Pierpont on Edith Wharton’s writing style

In American Rhapsody, Claudia Roth Pierpont accurately describes Edith Wharton’s writing style in the Age of Innocence. Pierpont’s analysis of Wharton’s style includes the fact that Wharton was very heavily influenced by her past, that she wrote with a “complex mixture of warmth and loathing,” and that Wharton’s style was considered old fashioned by the early 20th Century (aka. the movement towards modernity). Edith Wharton grew up in a wealthy family in New York City during the late 1800s. She lived in a world where traditions and social acceptance and approval were very important, like the world that The Age of Innocence takes place in. Just as the protagonist, Newland Archer, Wharton was not happy in her marriage and actually lived with her husband for 28 years in celibacy. Also, like Archer, Wharton found comfort in the arms of another who she was not wed to, Morton Fullerton.
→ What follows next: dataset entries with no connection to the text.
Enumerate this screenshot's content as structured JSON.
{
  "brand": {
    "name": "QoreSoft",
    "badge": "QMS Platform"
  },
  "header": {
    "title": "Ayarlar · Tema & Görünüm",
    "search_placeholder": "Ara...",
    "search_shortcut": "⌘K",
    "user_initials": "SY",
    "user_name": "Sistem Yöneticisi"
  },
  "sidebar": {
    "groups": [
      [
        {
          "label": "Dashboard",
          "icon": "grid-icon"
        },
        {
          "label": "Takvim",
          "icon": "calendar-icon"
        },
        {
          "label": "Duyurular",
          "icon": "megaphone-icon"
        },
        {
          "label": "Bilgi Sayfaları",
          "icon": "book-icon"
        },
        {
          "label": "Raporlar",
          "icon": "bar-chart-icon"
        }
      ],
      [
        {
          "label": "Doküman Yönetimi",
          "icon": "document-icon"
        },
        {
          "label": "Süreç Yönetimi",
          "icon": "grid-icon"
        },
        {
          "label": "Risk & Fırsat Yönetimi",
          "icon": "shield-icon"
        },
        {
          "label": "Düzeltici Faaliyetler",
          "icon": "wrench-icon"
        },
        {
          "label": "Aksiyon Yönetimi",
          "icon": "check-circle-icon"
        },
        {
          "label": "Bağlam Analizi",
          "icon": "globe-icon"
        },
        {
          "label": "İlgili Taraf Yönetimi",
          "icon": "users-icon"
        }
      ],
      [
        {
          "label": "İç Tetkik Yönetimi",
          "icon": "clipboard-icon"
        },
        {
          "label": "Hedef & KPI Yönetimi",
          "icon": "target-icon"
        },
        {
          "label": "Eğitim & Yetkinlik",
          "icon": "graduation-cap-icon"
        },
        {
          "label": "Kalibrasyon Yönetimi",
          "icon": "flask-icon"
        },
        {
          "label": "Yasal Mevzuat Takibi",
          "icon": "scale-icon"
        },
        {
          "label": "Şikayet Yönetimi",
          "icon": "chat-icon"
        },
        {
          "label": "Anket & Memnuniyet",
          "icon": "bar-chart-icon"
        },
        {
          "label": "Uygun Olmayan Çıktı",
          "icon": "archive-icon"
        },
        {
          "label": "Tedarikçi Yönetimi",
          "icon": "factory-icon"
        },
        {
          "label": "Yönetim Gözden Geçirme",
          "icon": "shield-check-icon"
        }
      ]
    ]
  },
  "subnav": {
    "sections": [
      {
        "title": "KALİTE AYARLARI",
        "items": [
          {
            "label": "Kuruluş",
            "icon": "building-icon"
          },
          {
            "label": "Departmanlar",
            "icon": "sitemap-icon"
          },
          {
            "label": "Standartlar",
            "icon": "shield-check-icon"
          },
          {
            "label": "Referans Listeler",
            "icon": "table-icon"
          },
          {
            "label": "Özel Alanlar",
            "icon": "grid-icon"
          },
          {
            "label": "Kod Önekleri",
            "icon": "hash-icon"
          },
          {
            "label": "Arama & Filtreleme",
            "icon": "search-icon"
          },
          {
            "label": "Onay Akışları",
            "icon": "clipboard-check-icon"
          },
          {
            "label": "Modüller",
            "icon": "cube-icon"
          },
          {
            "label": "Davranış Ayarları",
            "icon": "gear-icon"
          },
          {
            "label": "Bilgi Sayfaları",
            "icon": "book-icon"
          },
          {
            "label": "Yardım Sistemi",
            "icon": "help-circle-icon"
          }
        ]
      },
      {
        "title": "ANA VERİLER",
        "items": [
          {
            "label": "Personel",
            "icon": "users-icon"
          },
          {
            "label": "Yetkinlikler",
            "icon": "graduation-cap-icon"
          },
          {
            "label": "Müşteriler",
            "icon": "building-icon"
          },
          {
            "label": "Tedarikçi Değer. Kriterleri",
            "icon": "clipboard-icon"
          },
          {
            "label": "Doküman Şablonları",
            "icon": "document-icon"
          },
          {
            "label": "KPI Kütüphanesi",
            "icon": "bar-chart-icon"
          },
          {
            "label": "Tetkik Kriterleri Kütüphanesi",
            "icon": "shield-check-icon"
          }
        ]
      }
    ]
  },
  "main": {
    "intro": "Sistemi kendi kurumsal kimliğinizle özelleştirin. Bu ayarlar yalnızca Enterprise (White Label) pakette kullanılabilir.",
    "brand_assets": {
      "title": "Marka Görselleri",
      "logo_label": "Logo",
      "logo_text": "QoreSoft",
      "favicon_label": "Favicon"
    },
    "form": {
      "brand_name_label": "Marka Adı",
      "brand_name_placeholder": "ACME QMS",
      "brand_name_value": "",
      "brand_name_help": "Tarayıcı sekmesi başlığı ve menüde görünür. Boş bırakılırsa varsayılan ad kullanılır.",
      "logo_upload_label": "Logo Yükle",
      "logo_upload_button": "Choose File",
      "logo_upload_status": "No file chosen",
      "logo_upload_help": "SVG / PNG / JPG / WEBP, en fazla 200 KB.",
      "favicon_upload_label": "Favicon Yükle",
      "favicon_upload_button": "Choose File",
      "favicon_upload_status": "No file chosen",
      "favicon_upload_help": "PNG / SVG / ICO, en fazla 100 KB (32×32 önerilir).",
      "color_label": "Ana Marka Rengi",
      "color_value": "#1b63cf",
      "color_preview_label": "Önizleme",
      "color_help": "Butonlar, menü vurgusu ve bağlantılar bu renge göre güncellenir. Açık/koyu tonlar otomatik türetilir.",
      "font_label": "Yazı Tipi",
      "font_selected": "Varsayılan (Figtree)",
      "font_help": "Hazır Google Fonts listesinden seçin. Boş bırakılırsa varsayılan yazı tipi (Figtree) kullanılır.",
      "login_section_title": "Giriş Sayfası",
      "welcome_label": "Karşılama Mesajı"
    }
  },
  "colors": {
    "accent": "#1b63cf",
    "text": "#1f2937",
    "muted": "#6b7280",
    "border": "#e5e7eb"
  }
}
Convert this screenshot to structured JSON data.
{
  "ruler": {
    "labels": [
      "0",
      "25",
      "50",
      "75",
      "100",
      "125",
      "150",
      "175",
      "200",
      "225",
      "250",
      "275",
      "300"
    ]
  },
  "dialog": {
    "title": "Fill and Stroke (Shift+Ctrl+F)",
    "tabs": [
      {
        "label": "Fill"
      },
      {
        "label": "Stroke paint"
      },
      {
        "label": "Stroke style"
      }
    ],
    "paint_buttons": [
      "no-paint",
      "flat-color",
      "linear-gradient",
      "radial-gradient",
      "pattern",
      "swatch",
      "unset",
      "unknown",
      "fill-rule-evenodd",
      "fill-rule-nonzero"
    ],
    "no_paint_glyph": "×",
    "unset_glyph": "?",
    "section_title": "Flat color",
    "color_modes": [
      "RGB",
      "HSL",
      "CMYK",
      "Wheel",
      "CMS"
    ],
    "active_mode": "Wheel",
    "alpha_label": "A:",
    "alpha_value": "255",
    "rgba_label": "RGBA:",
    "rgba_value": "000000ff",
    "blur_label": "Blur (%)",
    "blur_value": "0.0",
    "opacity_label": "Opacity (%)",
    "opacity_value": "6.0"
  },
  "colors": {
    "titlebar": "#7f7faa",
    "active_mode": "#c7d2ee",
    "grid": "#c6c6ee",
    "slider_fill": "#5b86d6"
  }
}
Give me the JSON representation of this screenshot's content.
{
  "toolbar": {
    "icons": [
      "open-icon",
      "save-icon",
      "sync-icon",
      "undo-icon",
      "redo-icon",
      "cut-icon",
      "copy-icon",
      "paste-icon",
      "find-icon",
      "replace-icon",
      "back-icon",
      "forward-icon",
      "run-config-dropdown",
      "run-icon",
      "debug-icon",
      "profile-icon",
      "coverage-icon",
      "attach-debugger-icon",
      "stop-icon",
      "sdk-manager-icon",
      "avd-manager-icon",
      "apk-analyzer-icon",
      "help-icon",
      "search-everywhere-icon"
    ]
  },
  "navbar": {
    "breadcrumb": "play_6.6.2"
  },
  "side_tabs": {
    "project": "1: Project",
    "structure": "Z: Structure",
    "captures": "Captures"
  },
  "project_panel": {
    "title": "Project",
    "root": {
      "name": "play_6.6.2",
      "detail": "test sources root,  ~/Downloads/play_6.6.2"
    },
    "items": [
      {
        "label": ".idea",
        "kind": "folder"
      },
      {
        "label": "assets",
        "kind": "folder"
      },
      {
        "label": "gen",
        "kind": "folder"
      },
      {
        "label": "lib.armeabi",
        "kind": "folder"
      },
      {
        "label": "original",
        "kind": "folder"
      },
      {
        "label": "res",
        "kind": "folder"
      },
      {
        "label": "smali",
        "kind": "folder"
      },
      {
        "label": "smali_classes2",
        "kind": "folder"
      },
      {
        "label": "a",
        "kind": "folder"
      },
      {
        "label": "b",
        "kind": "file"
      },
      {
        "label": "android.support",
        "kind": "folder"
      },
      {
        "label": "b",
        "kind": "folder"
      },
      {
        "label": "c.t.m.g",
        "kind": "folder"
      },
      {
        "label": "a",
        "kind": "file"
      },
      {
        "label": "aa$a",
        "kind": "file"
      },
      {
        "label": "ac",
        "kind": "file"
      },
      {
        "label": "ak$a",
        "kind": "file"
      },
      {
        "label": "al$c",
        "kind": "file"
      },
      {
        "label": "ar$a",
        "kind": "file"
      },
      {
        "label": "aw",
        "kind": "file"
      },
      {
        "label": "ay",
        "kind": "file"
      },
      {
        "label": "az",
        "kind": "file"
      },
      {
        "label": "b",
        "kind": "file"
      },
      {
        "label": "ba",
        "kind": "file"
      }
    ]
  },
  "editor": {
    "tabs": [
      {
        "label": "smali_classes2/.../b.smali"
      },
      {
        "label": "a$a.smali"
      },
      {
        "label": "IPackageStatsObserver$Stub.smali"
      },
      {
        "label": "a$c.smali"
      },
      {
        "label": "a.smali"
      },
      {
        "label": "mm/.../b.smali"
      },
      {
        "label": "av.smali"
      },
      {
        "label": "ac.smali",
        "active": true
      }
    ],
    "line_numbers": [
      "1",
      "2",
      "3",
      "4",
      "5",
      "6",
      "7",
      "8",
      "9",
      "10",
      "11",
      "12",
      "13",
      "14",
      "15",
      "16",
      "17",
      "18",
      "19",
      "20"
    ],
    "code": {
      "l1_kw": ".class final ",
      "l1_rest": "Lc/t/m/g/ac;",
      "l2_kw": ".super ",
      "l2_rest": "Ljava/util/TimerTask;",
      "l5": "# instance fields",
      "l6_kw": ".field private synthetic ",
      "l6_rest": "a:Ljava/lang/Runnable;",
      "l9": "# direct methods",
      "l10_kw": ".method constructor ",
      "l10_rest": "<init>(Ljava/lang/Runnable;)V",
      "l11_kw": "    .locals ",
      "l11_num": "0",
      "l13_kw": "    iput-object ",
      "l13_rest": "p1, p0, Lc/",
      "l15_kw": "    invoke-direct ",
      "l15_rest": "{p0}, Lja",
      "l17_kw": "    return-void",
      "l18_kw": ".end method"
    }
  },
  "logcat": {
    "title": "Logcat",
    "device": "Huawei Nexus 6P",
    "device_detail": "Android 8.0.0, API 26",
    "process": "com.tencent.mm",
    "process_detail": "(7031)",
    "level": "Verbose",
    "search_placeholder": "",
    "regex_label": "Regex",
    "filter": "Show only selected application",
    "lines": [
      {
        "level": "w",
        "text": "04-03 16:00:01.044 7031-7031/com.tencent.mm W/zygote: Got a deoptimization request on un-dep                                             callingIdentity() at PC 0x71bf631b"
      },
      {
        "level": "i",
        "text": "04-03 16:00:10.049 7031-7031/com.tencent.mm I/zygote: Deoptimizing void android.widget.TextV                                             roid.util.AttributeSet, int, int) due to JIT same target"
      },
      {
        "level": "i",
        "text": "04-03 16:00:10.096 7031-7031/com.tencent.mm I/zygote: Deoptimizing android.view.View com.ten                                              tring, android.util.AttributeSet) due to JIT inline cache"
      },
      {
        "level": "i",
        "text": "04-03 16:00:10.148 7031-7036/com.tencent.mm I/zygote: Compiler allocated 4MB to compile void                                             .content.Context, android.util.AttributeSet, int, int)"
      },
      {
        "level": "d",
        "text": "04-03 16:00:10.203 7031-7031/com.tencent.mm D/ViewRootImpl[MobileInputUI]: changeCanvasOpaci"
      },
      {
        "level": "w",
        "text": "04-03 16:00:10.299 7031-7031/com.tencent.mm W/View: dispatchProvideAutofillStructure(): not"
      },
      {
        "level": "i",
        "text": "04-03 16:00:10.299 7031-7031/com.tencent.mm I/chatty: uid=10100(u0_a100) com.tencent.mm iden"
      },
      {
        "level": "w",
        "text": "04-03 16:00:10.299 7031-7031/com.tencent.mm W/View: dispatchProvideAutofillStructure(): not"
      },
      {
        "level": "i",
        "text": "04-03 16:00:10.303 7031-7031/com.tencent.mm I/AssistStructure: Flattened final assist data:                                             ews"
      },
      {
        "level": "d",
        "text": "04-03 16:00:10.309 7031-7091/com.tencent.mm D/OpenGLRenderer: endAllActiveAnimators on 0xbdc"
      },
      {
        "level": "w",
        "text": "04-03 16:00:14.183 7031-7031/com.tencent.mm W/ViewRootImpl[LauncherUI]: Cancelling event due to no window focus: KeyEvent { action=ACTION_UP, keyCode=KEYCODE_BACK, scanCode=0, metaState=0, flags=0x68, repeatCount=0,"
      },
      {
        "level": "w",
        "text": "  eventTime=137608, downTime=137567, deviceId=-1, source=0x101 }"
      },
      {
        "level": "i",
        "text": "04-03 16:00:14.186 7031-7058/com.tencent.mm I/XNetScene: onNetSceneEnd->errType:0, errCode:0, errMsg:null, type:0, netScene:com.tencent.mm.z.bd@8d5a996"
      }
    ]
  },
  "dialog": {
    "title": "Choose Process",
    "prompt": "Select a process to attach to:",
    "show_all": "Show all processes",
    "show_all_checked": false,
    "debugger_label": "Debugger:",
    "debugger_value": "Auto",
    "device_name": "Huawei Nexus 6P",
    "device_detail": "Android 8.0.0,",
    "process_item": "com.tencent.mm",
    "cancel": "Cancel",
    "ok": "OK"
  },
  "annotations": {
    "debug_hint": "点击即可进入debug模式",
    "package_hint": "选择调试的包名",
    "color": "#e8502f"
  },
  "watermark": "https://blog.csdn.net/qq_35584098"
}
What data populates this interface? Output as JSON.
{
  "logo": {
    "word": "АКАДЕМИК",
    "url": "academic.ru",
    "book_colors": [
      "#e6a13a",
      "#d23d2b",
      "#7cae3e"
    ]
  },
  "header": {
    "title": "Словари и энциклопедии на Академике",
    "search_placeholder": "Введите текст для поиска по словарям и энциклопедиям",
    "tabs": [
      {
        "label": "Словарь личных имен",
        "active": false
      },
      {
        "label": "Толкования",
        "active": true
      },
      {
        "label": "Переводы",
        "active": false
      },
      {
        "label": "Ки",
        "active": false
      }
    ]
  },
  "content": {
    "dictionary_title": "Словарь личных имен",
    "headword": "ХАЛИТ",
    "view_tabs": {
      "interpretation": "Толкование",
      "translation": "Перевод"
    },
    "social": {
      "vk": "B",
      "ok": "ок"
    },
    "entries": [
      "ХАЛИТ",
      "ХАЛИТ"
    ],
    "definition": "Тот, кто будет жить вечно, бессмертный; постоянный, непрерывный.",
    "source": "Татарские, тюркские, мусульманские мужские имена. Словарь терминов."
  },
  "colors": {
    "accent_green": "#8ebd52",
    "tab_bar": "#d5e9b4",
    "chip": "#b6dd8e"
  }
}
Wharton also wrote with a “complex mixture of warmth and loathing” in that she had a “negative hero” as the protagonist in the novel. For her, “novels were about character,” which is obvious in the way she wrote about the constant longing and emotional struggle of Newland Archer in his love for a woman he was not married to. This makes readers sympathize for Archer to some degree, however many would also dislike him for his lying and adulterous ways. Pierpont also mentions that Wharton wrote in an old fashioned manner and certainly rejected the modern style of writing – which included more self-reflection and exposed mental processes. Wharton clearly does have a more blunt and ironic writing style that Pierpont claims kept her from “becoming the great writer she could have been,” however I do not believe that makes her any less fantastic as a writer.